Comparing Single-Cell ATAC-seq Methods

Single-cell assay for transposase-accessible chromatin by sequencing (scATAC-seq) is a technique employed to evaluate the accessibility of chromatin across the entire genome. It reveals the genomic regions responsible for gene regulation, offering profound insights into the mechanisms controlling cellular development, differentiation, and responses to stimuli, perturbations, or disease. Several open-source and commercial scATAC-seq methods have been developed, enabling the design of large single-cell atlas studies. However, to date, there has been a lack of comprehensive benchmarking for these methods, preventing meaningful comparisons between datasets generated by different techniques and hindering informed technology selection. In a recent publication in Nature Biotechnology, De Rop et al. report the outcomes of a multicenter benchmarking study of eight scATAC-seq protocols, marking the first comprehensive evaluation of this technology. Additionally, they introduce PUMATAC, a versatile preprocessing pipeline that can accommodate the diverse sequencing data formats produced by these methodologies.

Figure 1: Schematic overview of the experimental design

Twelve different institutions participated in the systematic benchmarking of 8 scATAC-seq protocols, which included the open-source HyDrop and s3-ATAC protocols, all variants of 10x Genomics scATAC-seq (v1, v1.1, v2, mtscATAC), and Bio-Rad ddSEQ. To limit variability to the tested protocols, human peripheral blood mononuclear cells (PBMCs) were used as reference samples by all institutions. Technical replicates were performed for each experiment, and 47 datasets were produced. For standardized comparison, all sequencing data were processed using PUMATAC, a newly developed scATAC-seq preprocessing pipeline that includes cell barcode error correction, adapter trimming, reference genome alignment, and mapping quality filtering. After initial preprocessing, cisTopic was used to identify and remove background noise barcodes and low-quality cells from the sample. To ensure consistency, all datasets were downsized to approximately 40,000 (40k) reads per cell. This dataset, or subsets derived thereof, was used for all downstream analyses.

Figure 2: Sequencing efficiency analysis

As the PUMATAC pipeline discards sequencing reads at several phases throughout preprocessing, the fraction of total reads lost at each filtering stage was calculated to determine sequencing efficiency and to shed light on the causes of read loss. This calculation demonstrated that sequencing efficiency in scATAC-seq experiments is generally low, ranging between 4-28%, with a significant fraction of original sequencing reads being discarded during preprocessing.
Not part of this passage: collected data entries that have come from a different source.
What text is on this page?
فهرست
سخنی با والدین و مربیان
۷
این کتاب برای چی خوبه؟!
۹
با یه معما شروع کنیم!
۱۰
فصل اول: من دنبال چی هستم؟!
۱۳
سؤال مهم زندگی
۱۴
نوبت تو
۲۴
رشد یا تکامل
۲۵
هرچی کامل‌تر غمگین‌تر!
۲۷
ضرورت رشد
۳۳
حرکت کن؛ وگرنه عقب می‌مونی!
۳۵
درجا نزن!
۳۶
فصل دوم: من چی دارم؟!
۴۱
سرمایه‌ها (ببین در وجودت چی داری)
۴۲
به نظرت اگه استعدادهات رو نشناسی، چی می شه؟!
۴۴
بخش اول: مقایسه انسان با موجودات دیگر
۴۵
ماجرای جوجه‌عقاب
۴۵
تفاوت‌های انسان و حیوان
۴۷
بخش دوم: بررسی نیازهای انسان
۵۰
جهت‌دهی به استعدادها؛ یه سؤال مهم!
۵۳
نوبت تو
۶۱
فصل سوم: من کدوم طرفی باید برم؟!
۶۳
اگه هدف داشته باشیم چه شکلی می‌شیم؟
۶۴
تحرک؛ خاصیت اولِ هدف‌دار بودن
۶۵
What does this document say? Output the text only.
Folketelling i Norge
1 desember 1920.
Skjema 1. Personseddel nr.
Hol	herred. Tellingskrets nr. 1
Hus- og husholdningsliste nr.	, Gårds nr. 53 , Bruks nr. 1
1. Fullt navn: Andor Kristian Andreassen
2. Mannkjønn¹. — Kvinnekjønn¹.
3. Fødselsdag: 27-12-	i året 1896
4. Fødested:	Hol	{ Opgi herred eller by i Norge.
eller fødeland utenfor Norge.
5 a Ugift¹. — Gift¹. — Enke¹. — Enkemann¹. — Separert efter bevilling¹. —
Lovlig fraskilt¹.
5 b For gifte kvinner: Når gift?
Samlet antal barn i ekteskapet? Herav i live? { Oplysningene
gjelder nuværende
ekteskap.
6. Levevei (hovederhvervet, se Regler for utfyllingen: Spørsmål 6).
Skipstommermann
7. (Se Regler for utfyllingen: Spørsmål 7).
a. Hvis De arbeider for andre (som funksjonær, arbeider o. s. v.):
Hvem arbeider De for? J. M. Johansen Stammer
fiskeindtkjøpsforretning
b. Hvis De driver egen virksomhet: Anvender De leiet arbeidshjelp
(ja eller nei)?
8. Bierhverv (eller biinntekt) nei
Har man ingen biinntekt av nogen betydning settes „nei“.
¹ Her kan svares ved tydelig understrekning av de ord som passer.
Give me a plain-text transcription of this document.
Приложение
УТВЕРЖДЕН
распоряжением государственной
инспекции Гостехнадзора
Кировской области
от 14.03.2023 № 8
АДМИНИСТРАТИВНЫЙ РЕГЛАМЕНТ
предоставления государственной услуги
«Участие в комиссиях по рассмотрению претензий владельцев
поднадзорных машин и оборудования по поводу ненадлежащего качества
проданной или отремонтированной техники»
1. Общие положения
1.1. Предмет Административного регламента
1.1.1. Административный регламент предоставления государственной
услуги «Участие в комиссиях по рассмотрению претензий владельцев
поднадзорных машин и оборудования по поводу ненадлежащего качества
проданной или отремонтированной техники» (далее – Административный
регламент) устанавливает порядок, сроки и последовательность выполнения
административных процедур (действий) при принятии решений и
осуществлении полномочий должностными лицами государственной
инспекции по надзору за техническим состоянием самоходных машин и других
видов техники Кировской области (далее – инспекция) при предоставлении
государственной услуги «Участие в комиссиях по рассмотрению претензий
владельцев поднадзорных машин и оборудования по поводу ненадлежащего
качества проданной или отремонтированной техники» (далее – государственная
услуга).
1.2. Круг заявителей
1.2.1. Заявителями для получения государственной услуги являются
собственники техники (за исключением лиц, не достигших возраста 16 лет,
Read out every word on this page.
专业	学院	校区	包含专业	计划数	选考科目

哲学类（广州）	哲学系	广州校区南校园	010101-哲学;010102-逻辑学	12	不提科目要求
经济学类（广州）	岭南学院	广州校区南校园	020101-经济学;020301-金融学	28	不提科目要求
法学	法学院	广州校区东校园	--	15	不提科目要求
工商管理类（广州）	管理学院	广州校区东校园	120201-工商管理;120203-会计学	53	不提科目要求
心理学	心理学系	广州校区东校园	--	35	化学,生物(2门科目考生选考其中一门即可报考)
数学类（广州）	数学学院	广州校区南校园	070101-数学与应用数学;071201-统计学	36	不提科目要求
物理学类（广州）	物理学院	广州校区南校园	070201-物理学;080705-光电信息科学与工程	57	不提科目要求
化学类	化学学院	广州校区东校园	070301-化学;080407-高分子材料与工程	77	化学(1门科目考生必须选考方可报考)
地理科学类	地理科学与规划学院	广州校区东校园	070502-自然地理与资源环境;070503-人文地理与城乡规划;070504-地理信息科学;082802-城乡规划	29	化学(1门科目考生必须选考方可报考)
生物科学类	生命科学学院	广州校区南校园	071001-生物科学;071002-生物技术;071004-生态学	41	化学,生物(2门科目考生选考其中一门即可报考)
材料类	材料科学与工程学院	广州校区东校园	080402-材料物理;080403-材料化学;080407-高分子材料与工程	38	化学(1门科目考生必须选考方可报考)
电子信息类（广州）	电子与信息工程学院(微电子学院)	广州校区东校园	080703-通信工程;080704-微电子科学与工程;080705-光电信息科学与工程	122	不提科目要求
The open-source protocols suffered the largest losses, although this was due to distinct mechanisms: s3-ATAC samples contained many fragments outside of peak regions, whereas HyDrop samples had highly duplicated fragments. Given that these protocols have not undergone rigorous optimization and are open-source, however, there is potential for further protocol refinement to enhance cell quality and library complexity and to reduce issues like ambient chromatin contamination and PCR duplication through community-driven improvements.

Figure 3: Comparison of protocol economics

After the initial filtering steps, there were significant variations in quality metrics among the remaining cells, highlighting notable distinctions between open-source and commercial methods. Generally, the open-source protocols demonstrated lower sensitivity and poorer performance in most quality control assessments compared to their commercial counterparts. While all methods generally agreed on cell-type identity and transcription factor activities, the differences in sensitivity were evident when analyzing rare cell types, which showed lower assignment scores across techniques. The open-source protocols recovered fewer or no cells in these cases, indicating the need for increased sensitivity to achieve comprehensive cell-type annotation. However, when planning large-scale experiments, it is also important to consider cost-effectiveness in the decision-making process, as open-source protocols offer a substantial cost advantage (5x-10x cheaper per cell) over commercial assays. Therefore, it is crucial to weigh the higher reagent costs associated with commercial methods against the trade-off in accuracy seen in open-source variants. Additional factors such as method accessibility and compatibility with diverse datasets across studies should be key considerations influencing technology selection.

  1. De Rop FV, et al. Systematic benchmarking of single-cell ATAC-sequencing protocols. Nat Biotechnol. 2023 Aug 3. doi: 10.1038/s41587-023-01881-x. Epub ahead of print. PMID: 37537502.